8 июля 1939 года. Монголия, район Халхин-Гола
Утро началось с тишины, и это было плохо. Петров проснулся первым, прислушался и сказал:
— Сегодня полезут.
Яков не спросил, откуда он знает. За две недели на передовой научился понимать: тишина перед боем другая. Не обычная, не ночная. Тяжёлая, как перед грозой.
Они позавтракали всухомятку: хлеб, консервы, холодный чай из фляжки. Яков проверил рацию, бинокль, потрогал кобуру. Пистолет был бесполезен на восемьстах метрах, но Петров сказал: бывает, что и на сто подходят. Бывает, что и в окоп прыгают.
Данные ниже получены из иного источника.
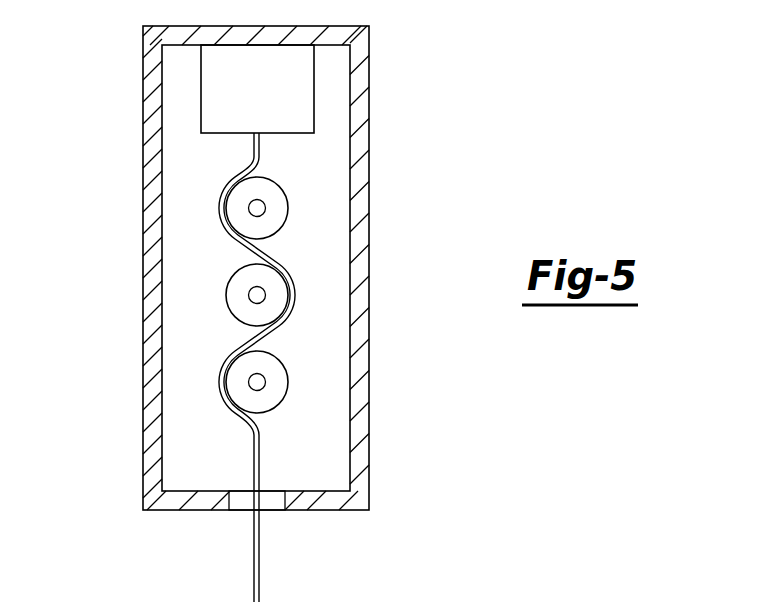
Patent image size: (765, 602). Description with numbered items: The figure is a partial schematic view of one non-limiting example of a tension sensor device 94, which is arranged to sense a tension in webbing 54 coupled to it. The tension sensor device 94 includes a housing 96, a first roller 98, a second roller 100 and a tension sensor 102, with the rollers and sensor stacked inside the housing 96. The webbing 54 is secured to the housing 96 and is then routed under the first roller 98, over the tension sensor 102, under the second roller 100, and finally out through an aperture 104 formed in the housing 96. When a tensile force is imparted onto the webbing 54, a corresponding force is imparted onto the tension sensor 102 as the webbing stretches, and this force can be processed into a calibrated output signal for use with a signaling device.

The webbing 54 is at (262, 567).
The tension sensor device 94 is at (402, 112).
The housing 96 is at (145, 200).
The first roller 98 is at (290, 198).
The second roller 100 is at (289, 365).
The tension sensor 102 is at (227, 285).
The aperture 104 is at (237, 511).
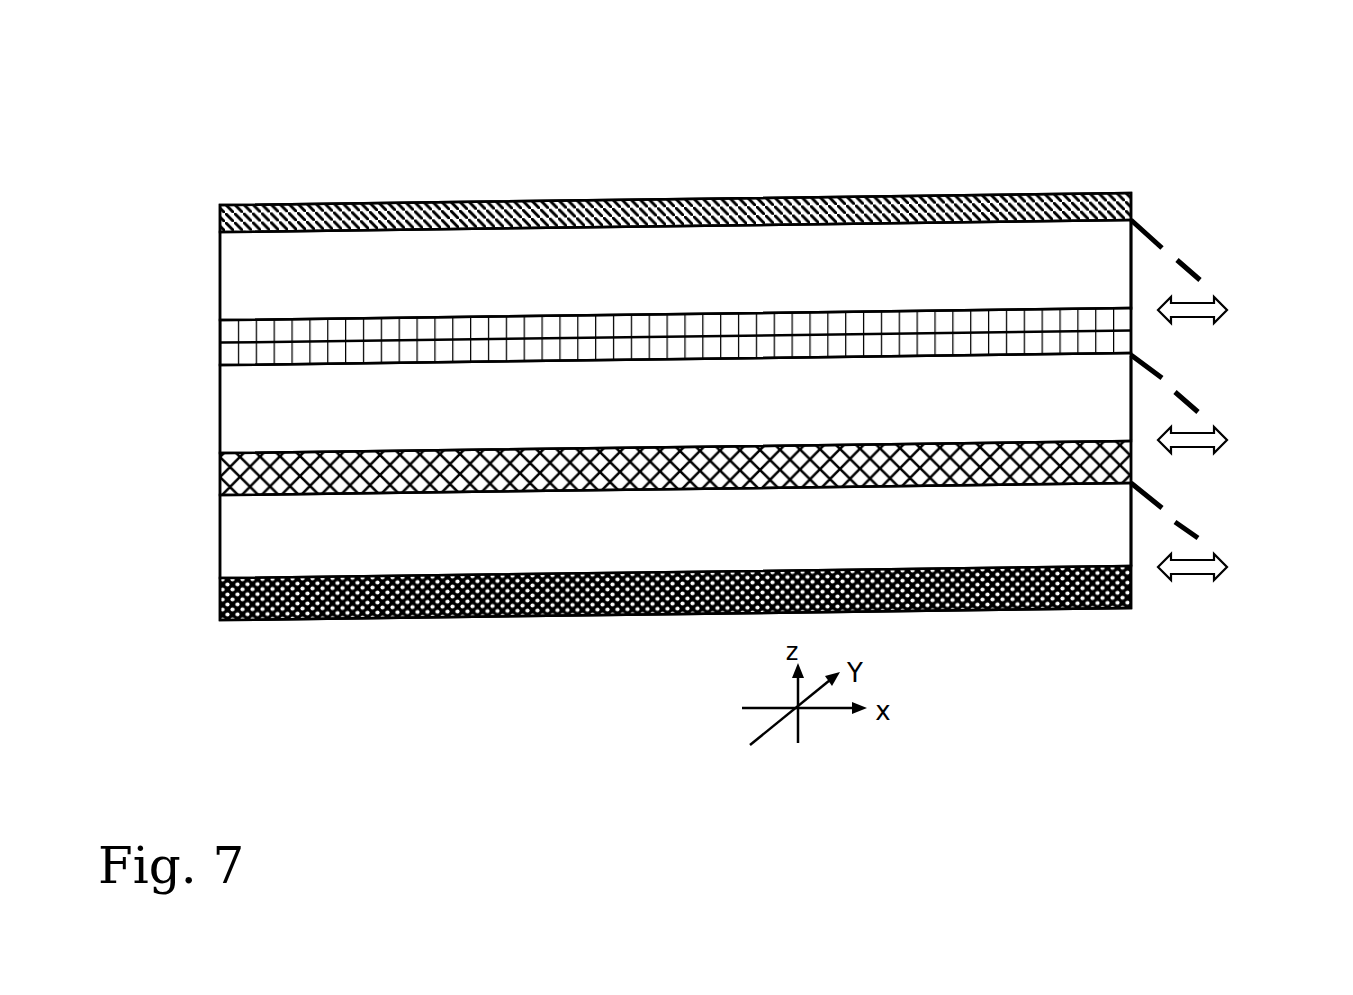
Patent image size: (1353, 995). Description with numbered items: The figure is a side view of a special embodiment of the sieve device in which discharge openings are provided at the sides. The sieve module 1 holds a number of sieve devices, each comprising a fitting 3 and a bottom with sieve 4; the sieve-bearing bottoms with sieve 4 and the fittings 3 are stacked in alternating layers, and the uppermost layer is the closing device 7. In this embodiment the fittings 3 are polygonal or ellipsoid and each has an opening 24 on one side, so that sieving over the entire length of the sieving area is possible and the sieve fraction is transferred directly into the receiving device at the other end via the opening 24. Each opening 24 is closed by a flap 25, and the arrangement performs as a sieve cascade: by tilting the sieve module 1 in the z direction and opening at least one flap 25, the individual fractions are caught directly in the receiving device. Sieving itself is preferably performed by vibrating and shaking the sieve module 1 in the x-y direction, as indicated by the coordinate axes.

The sieve module 1 is at (646, 166).
The fitting 3 is at (247, 265).
The bottom with sieve 4 is at (220, 332).
The closing device 7 is at (1112, 199).
The opening 24 is at (1135, 277).
The flap 25 is at (1153, 232).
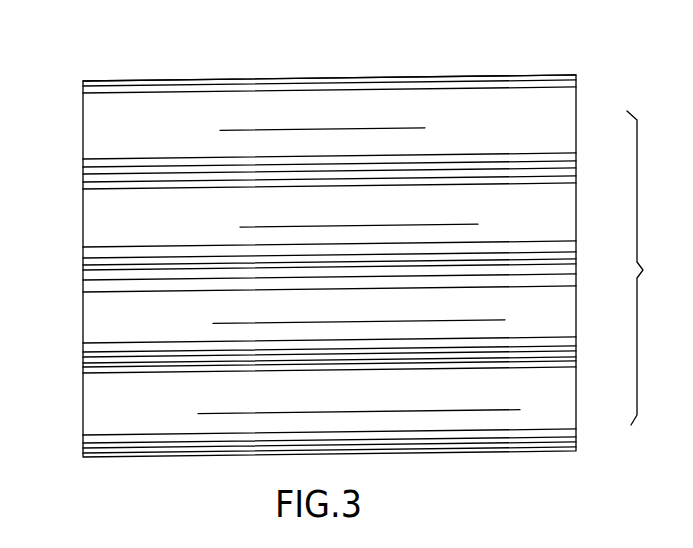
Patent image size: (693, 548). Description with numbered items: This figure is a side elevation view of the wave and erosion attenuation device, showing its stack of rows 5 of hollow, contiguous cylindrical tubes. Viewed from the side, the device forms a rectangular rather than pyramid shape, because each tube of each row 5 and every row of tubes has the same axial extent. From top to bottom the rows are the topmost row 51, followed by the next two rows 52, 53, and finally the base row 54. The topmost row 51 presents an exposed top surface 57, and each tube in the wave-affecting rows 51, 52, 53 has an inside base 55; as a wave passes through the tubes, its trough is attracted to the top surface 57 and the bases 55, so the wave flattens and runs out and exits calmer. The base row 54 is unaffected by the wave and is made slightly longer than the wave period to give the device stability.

The row 5 is at (371, 266).
The topmost row 51 is at (566, 112).
The second row 52 is at (567, 208).
The third row 53 is at (570, 310).
The base row 54 is at (573, 400).
The base of tube 55 is at (96, 177).
The exposed top surface 57 is at (247, 79).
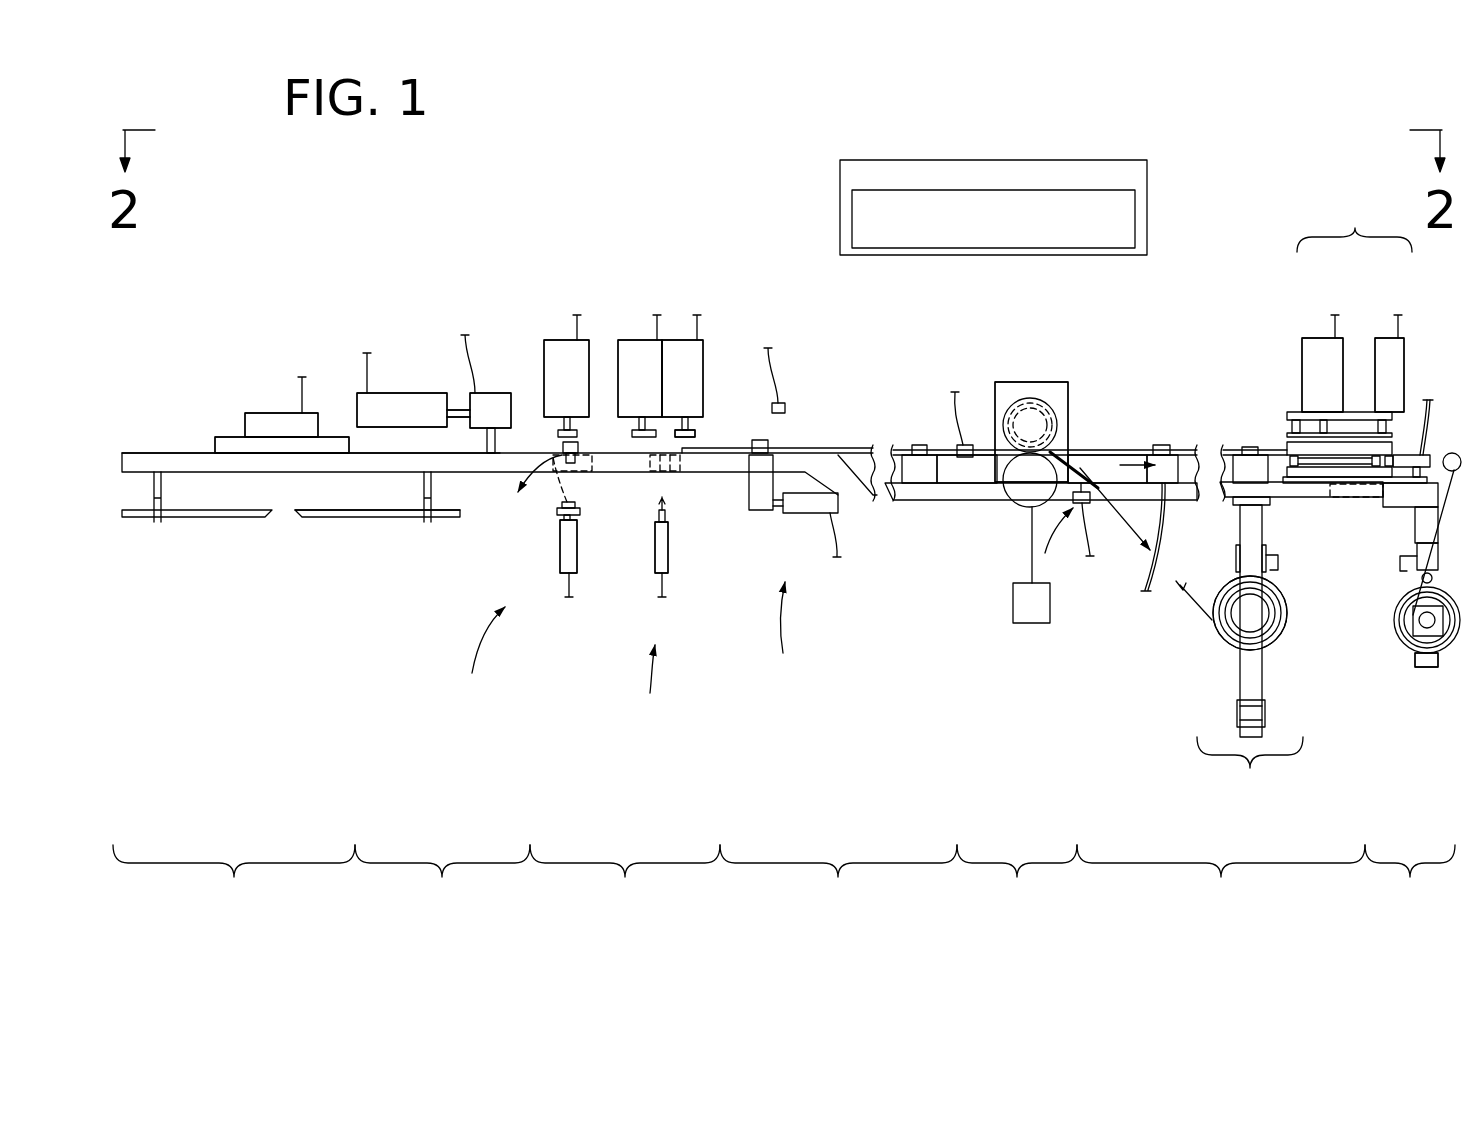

— Если что, — сказал Петров, — отходим по ходу сообщения, к запасному НП. Не геройствуй. Мёртвый корректировщик никому не нужен.
Яков кивнул.
Солнце поднималось, и степь из серой становилась жёлтой, потом золотой. Красиво. Яков поймал себя на этой мысли и усмехнулся. Красиво. Сейчас начнут убивать.
⁂
Японцы пошли в атаку в восемь тридцать.
Яков увидел их в бинокль: серые фигурки, выбирающиеся из окопов, много, очень много. Две цепи, может, три. Шли быстро, не бегом, но и не шагом. Молча.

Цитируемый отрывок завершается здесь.